Azoun se enjugó el sudor de la frente y se acomodó la cofia de malla. La colina ayudaría a los arqueros, pues la larga pendiente restaría velocidad a la carga tuigana, al menos lo suficiente como para permitir a los arqueros afinar la puntería y causarles todas las bajas posibles antes del primer combate cuerpo a cuerpo.

—Su alteza —gritó un mensajero detrás del monarca con una rodilla en tierra.

—¿Qué pasa, muchacho? —le preguntó Azoun, que se volvió en el acto para recibir el mensaje.

—Los bárbaros, majestad. Ya vienen —informó el joven entre jadeos—. Los acabo de ver y he venido a mata-caballo para avisaros.

Azoun levantó una mano y la puso sobre la frente a modo de visera. Miró hacia el este. El sol acababa de salir y los rayos cegaban a cualquiera que intentara descubrir algún movimiento en la distancia. El monarca sólo alcanzaba a ver los campos más próximos cruzados por la cicatriz oscura de la carretera. Sin embargo, Azoun no dudó de la veracidad del informe. Sin perder ni un segundo, ordenó al portaestandarte que transmitiera al ejército la señal de preparados.

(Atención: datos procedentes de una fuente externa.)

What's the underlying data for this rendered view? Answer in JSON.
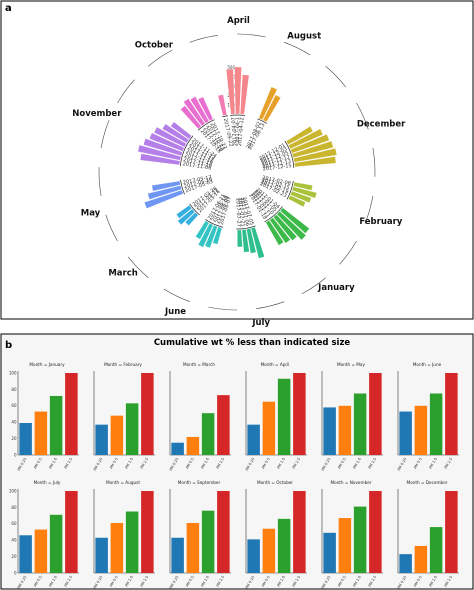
{
  "panel_a": {
    "label": "a"
  },
  "panel_b": {
    "label": "b",
    "title": "Cumulative wt % less than indicated size"
  },
  "chart_data": [
    {
      "type": "bar",
      "subtype": "circular-bar",
      "panel": "a",
      "radial_ticks": [
        100,
        200,
        300,
        400,
        500
      ],
      "groups": [
        {
          "month": "April",
          "color": "#F4868C",
          "labels": [
            "2017-04-07",
            "2017-04-1",
            "2017-04-12"
          ],
          "values": [
            480,
            500,
            420
          ]
        },
        {
          "month": "August",
          "color": "#E6A12B",
          "labels": [
            "2017-08-02",
            "2017-08-13"
          ],
          "values": [
            360,
            300
          ]
        },
        {
          "month": "December",
          "color": "#C9B52E",
          "labels": [
            "2017-12-01",
            "2017-12-03",
            "2017-12-05",
            "2017-12-12",
            "2017-12-13",
            "2017-12-15"
          ],
          "values": [
            300,
            380,
            420,
            440,
            460,
            440
          ]
        },
        {
          "month": "February",
          "color": "#A9C23C",
          "labels": [
            "2017-02-08",
            "2017-02-15",
            "2017-02-19",
            "2017-02-23"
          ],
          "values": [
            200,
            260,
            220,
            180
          ]
        },
        {
          "month": "January",
          "color": "#3DB94A",
          "labels": [
            "2017-01-04",
            "2017-01-05",
            "2017-01-10",
            "2017-01-11",
            "2017-01-18"
          ],
          "values": [
            360,
            380,
            320,
            300,
            280
          ]
        },
        {
          "month": "July",
          "color": "#2FBF8E",
          "labels": [
            "2017-07-05",
            "2017-07-06",
            "2017-07-21",
            "2017-07-27"
          ],
          "values": [
            330,
            260,
            240,
            180
          ]
        },
        {
          "month": "June",
          "color": "#35C4C4",
          "labels": [
            "2017-06-07",
            "2017-06-08",
            "2017-06-14",
            "2017-06-21"
          ],
          "values": [
            180,
            240,
            260,
            200
          ]
        },
        {
          "month": "March",
          "color": "#35AEE0",
          "labels": [
            "2017-03-14",
            "2017-03-22",
            "2017-03-26"
          ],
          "values": [
            150,
            200,
            170
          ]
        },
        {
          "month": "May",
          "color": "#6F96F2",
          "labels": [
            "2017-05-03",
            "2017-05-10",
            "2017-05-17"
          ],
          "values": [
            420,
            360,
            300
          ]
        },
        {
          "month": "November",
          "color": "#B47FE8",
          "labels": [
            "2017-11-06",
            "2017-11-10",
            "2017-11-13",
            "2017-11-16",
            "2017-11-17",
            "2017-11-22",
            "2017-11-24"
          ],
          "values": [
            420,
            460,
            420,
            380,
            360,
            300,
            240
          ]
        },
        {
          "month": "October",
          "color": "#E86FD0",
          "labels": [
            "2017-10-18",
            "2017-10-20",
            "2017-10-23",
            "2017-10-27"
          ],
          "values": [
            280,
            320,
            300,
            260
          ]
        },
        {
          "month": "",
          "color": "#F07BB5",
          "labels": [
            "2017-09-22"
          ],
          "values": [
            220
          ]
        }
      ]
    },
    {
      "type": "bar",
      "panel": "b",
      "title": "Cumulative wt % less than indicated size",
      "categories": [
        "PM 0.25",
        "PM 0.5",
        "PM 1.0",
        "PM 2.5"
      ],
      "colors": [
        "#1F77B4",
        "#FF7F0E",
        "#2CA02C",
        "#D62728"
      ],
      "ylim": [
        0,
        100
      ],
      "yticks": [
        0,
        20,
        40,
        60,
        80,
        100
      ],
      "facets": [
        {
          "title": "Month = January",
          "values": [
            39,
            53,
            72,
            100
          ]
        },
        {
          "title": "Month = February",
          "values": [
            37,
            48,
            63,
            100
          ]
        },
        {
          "title": "Month = March",
          "values": [
            15,
            22,
            51,
            73
          ]
        },
        {
          "title": "Month = April",
          "values": [
            37,
            65,
            93,
            100
          ]
        },
        {
          "title": "Month = May",
          "values": [
            58,
            60,
            75,
            100
          ]
        },
        {
          "title": "Month = June",
          "values": [
            53,
            60,
            75,
            100
          ]
        },
        {
          "title": "Month = July",
          "values": [
            46,
            53,
            71,
            100
          ]
        },
        {
          "title": "Month = August",
          "values": [
            43,
            61,
            75,
            100
          ]
        },
        {
          "title": "Month = September",
          "values": [
            43,
            61,
            76,
            100
          ]
        },
        {
          "title": "Month = October",
          "values": [
            41,
            54,
            66,
            100
          ]
        },
        {
          "title": "Month = November",
          "values": [
            49,
            67,
            81,
            100
          ]
        },
        {
          "title": "Month = December",
          "values": [
            23,
            33,
            56,
            100
          ]
        }
      ]
    }
  ]
}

Azoun palmeó la cabeza del chico, y lo envió a reunirse con los demás mensajeros en la retaguardia. Escoltado por el portaestandarte y unos cuantos caballeros, el rey también volvió a la retaguardia. Allí, con la ayuda de una rampa de madera, montó en su caballo, guarnecido para el combate. El corcel blanco hizo un par de caracoleos y después avanzó al trote hacia el frente.

El monarca observó por unos instantes a los soldados que se encargaban de colocar unas bolas de hierro con púas a unos centenares de metros más allá de las posiciones de la Alianza. Estas bolas, junto con las numerosas barricadas de madera, servirían para aminorar la velocidad de la carga de la caballería enemiga. A todo lo largo de la primera línea, los hombres ajustaban los correajes de las corazas de cuero, o acomodaban mejor las cotas de malla. Las puntas de las lanzas y las hojas de las picas reflejaban la luz del sol. Sus dueños aprovechaban para descansar sentados en el suelo, y unos cuantos pellejos de vino pasaban a escondidas de mano en mano mientras comenzaba la espera.